Todos llevamos en nuestro interior una pulsión de vida, un instinto primigenio que nos empuja hacia la creación, el amor, la felicidad, la alegría, el juego, el deseo de prosperar, de reproducirnos, de crear vínculos con los demás; un anhelo de sol y de luz, una tendencia natural hacia todo lo que hace que la existencia se expanda y se propague. A esa pulsión de vida Freud la llamó Eros.

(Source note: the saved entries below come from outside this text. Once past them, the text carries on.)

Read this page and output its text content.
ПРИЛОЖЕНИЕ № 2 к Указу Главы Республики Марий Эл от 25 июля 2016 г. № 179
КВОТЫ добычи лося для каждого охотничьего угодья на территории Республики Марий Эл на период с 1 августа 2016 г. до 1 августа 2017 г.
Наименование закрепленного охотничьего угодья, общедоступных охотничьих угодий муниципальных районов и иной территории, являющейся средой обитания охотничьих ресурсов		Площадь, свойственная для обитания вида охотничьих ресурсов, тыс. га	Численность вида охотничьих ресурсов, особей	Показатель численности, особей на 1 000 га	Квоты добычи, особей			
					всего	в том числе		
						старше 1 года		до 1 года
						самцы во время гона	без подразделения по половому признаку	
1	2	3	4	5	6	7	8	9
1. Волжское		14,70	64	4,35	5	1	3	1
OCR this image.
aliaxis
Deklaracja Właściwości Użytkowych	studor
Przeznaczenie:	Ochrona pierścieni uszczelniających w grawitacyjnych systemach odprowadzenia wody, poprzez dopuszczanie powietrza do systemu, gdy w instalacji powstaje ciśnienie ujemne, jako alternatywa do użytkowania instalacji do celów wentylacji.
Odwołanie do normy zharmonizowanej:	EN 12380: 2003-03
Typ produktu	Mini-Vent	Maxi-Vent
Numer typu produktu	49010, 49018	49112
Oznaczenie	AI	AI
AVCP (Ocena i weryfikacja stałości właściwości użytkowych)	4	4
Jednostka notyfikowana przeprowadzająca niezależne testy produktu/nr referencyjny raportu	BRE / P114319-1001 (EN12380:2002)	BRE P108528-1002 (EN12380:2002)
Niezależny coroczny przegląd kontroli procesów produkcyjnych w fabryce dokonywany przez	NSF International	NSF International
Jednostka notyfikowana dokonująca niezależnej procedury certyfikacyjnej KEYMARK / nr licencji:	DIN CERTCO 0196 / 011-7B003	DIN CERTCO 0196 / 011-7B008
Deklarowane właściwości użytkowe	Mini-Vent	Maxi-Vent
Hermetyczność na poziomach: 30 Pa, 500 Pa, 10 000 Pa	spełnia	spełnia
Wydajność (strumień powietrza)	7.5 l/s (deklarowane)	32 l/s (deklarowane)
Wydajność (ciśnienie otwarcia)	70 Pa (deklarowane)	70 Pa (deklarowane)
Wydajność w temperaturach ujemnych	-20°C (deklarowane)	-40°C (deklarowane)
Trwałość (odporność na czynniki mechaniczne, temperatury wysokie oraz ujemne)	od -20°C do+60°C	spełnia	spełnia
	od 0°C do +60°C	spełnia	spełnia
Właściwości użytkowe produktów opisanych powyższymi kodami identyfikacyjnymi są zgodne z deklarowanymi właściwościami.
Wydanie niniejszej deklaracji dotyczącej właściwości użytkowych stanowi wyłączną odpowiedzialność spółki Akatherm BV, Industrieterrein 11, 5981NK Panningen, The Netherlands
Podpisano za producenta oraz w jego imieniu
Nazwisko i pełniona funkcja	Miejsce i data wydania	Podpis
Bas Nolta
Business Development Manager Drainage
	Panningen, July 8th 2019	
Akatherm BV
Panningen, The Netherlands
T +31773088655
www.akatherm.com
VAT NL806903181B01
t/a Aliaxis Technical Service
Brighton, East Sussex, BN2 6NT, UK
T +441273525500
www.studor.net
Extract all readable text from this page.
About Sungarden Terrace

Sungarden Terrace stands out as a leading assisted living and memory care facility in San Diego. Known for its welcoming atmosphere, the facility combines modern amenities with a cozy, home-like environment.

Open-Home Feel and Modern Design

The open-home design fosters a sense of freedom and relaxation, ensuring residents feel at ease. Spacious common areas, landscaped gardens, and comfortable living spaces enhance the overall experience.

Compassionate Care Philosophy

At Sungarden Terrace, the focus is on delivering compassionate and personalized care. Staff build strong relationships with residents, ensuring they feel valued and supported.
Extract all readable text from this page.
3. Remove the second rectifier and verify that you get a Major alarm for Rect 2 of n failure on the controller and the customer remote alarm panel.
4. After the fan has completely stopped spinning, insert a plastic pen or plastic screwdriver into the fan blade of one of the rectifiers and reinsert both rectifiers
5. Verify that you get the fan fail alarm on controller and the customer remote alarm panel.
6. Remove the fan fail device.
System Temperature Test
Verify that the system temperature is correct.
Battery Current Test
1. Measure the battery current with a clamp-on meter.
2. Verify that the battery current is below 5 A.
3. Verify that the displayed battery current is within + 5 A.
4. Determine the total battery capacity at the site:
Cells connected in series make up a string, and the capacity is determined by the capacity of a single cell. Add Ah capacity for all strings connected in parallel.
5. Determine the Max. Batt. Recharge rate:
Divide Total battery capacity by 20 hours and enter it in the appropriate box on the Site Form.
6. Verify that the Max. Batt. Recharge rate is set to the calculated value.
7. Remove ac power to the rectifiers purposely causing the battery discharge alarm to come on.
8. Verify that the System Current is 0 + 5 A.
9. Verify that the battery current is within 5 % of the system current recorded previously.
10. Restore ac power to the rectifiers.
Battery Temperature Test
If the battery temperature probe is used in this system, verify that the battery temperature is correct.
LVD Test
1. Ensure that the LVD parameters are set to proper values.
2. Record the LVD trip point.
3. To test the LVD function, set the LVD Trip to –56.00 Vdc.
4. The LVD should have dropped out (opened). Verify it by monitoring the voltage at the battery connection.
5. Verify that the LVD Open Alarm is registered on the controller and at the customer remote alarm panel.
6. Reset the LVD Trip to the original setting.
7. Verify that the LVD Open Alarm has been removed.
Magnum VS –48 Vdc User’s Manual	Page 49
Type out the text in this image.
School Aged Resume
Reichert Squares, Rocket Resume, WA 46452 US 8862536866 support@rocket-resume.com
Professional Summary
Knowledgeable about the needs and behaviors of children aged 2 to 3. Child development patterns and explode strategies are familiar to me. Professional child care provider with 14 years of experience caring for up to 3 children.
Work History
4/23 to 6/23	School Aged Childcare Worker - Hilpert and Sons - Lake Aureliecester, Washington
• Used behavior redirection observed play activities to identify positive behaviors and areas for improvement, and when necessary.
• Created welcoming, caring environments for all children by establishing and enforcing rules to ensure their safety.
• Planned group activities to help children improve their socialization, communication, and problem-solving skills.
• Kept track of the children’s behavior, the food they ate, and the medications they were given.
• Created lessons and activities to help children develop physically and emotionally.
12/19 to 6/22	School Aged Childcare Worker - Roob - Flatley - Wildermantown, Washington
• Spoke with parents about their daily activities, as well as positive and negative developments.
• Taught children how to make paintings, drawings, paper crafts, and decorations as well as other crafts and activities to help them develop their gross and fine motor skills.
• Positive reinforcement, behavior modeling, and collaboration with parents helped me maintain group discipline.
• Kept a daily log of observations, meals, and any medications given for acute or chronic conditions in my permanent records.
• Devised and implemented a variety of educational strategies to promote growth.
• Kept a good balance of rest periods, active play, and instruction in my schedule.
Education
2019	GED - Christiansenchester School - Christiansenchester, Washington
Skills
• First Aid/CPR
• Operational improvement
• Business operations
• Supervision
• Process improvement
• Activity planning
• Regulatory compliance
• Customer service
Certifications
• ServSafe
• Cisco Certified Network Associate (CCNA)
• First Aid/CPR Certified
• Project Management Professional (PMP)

También anida en cada uno de nosotros una pulsión de muerte (más extraña, dolorida y tortuosa). Un instinto que nos empuja al caos y al dolor, a la soledad y al aislamiento, a la aniquilación (propia y ajena), un deseo oscuro de regresar al vacío y a la nada, de destruir todo lo que nos rodea. A la pulsión de muerte, Freud la llamó Thanatos.
Thanatos son los demonios que nos habitan. Algunos son muy peligrosos y difíciles de vencer: la depresión o el alcoholismo, por ejemplo. Otros son más benévolos: la tristeza, la soledad. Algunos son violentos: la mezquindad, la rabia, la envidia. Hay demonios pacíficos pero difíciles de controlar: todos los del pasado. Hay demonios, los míos, que inducen al silencio sepulcral, a meterse en un cine vacío o en un bar desconocido, a caminar sin rumbo durante horas o a quedarse inmóvil como una estatua en el sofá. Y hay otros más ruidosos y peleones. Pero todos tienen el mismo objetivo: cortar el vínculo que nos une a los demás seres vivos, hacer que nos sintamos más solos y más cerca de la muerte.